The UK construction sector is thriving. Last year it employed around three million people in a diverse range of roles. Contributing £110 billion to the UK economy, the construction industry makes up 7% of annual GDP. Although the industry has seen year on year growth, it is facing a massive challenge. With an increasing amount of building projects and government plans requiring more and more skilled workers, the lack of qualified workers looks set to negatively impact sector growth. So what is the solution to this skill shortage? Let’s take a closer look.

Investing in apprenticeships

Historically, many construction companies sought to employ skilled and experienced workers for their construction projects. This was an effective method to ensure that deadlines were met and that standards were universally high. It was, however, a short-term solution. As the aging workforce now nears retirement age, a lack of investment in training for the younger generation has helped to create the skills shortage that the industry now faces.

Gender imbalance in construction businesses has also had a significant impact on the construction skills gap in recent years. With women making up only 11% of the construction workforce sector-wide, and 2% of tradespeople, it’s not difficult to see where the skill gap has arisen. A new wave of apprenticeship schemes and a willingness to diversify the workplace has seen initial success but there’s still a long way to go. Construction firms now need a wider variety of vocational courses alongside on-site training to make a success of these new apprenticeship schemes.

Promoting careers in construction

Construction has long been viewed as a male-dominated arena and for many years this has been the case. Modern advancements in technology, however, alongside a drive to incorporate more flexible working practices has made the construction industry a more attractive career choice for young people regardless of gender. Many construction companies are now improving their working culture to be more inclusive, flexible and focused on developing the individual. As other companies see the successes of these working innovations, they will hopefully follow suit and help to transform the construction industry.

When it comes to technological advancements, innovations in automation are developing at an extremely fast pace. If the construction industry can adapt to these changes then it will go a long way to bridge the skills shortage and meet the demand for new, more technically focused competences. BIM (Building Information Modelling) is already being used as a collaborative design tool while, although still in its infancy, 3D printing looks set to revolutionise the way we create the built environment of the future.

Government investment and involvement

At the moment, several large construction companies are leading the field in tackling the labour shortages and encouraging new talent within the current workforce. With government support, the chances of successfully obtaining skilled construction workers are much higher. Investing in education is something that both the government and construction companies can do together. Ensuring that schools are equipped with the necessary resources and that students are inspired to follow a career in construction is essential for the future of the industry.

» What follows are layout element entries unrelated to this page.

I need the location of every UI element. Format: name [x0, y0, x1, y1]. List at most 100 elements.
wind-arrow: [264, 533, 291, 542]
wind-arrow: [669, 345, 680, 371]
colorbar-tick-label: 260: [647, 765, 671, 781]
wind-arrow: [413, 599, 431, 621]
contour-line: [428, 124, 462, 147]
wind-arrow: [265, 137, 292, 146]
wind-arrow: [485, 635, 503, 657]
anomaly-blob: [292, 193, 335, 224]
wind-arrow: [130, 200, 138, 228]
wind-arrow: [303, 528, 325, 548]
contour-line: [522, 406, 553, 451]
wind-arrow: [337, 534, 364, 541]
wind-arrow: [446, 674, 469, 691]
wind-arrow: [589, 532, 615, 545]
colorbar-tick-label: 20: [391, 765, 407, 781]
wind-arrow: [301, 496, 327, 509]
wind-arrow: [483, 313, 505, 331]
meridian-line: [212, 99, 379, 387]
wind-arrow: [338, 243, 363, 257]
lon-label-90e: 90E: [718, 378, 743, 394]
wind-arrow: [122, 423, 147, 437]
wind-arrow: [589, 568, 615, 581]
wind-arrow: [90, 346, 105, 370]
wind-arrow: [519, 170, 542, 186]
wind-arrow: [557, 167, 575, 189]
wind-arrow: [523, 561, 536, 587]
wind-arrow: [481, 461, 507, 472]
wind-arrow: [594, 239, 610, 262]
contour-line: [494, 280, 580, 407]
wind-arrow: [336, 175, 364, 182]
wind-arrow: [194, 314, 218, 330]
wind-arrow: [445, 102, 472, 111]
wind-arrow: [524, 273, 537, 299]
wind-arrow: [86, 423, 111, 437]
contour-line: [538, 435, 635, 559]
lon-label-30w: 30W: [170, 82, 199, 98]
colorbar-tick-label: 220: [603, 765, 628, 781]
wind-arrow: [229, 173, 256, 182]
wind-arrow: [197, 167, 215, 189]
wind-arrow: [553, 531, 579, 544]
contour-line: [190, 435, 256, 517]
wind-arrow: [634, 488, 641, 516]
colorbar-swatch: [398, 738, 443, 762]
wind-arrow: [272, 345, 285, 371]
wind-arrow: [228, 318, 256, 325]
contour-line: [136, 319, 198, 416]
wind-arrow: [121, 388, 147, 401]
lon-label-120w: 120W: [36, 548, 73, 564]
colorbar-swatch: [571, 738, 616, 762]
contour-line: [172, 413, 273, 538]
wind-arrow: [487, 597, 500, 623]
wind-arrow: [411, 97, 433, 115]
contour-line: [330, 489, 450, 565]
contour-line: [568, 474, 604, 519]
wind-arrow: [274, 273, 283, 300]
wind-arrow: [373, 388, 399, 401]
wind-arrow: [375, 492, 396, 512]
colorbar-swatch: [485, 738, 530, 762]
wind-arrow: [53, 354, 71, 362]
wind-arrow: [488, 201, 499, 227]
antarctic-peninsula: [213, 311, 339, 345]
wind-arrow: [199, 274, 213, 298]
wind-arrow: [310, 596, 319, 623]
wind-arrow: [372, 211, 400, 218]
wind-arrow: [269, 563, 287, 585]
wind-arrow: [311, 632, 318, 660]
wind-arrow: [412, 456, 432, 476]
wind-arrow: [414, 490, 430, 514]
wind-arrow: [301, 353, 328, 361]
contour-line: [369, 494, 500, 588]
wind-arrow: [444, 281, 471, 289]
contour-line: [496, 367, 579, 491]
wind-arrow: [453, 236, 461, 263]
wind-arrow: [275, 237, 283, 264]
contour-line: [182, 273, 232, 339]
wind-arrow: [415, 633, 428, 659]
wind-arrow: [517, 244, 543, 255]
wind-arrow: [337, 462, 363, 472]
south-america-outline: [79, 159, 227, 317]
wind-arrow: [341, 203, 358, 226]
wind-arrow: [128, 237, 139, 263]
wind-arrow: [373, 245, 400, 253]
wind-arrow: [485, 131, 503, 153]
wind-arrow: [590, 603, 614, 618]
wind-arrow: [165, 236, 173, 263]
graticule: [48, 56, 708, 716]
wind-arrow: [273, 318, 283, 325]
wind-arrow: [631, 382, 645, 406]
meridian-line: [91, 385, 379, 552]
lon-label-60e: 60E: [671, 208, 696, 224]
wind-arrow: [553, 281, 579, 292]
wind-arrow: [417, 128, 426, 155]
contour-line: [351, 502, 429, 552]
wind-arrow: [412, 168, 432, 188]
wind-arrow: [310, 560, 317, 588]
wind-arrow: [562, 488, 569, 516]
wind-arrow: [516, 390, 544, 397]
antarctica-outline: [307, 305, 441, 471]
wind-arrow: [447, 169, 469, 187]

The question of Brexit also weighs heavily on the wider construction industry. Many skilled, semi-skilled and manual labouring jobs are currently filled by workers from EU countries. With the uncertainty surrounding Brexit, lots of these workers are leaving the UK because of job instability and insecurity. The government’s inability to negotiate a deal is having a far-reaching impact on the construction industry. The skills shortage is increasing while the supply of skilled labour workers looks set to decrease without a stable framework for EU workers in the UK.

As you can see, the construction skills gap is a major challenge. It is, however, not insurmountable. If people involved in the construction industry work together to find viable solutions for recruitment and retention then the UK construction industry will undoubtedly continue to flourish. Several major infrastructure projects and a drive to build thousands more homes across the country looks set to propel the construction industry into future prosperity.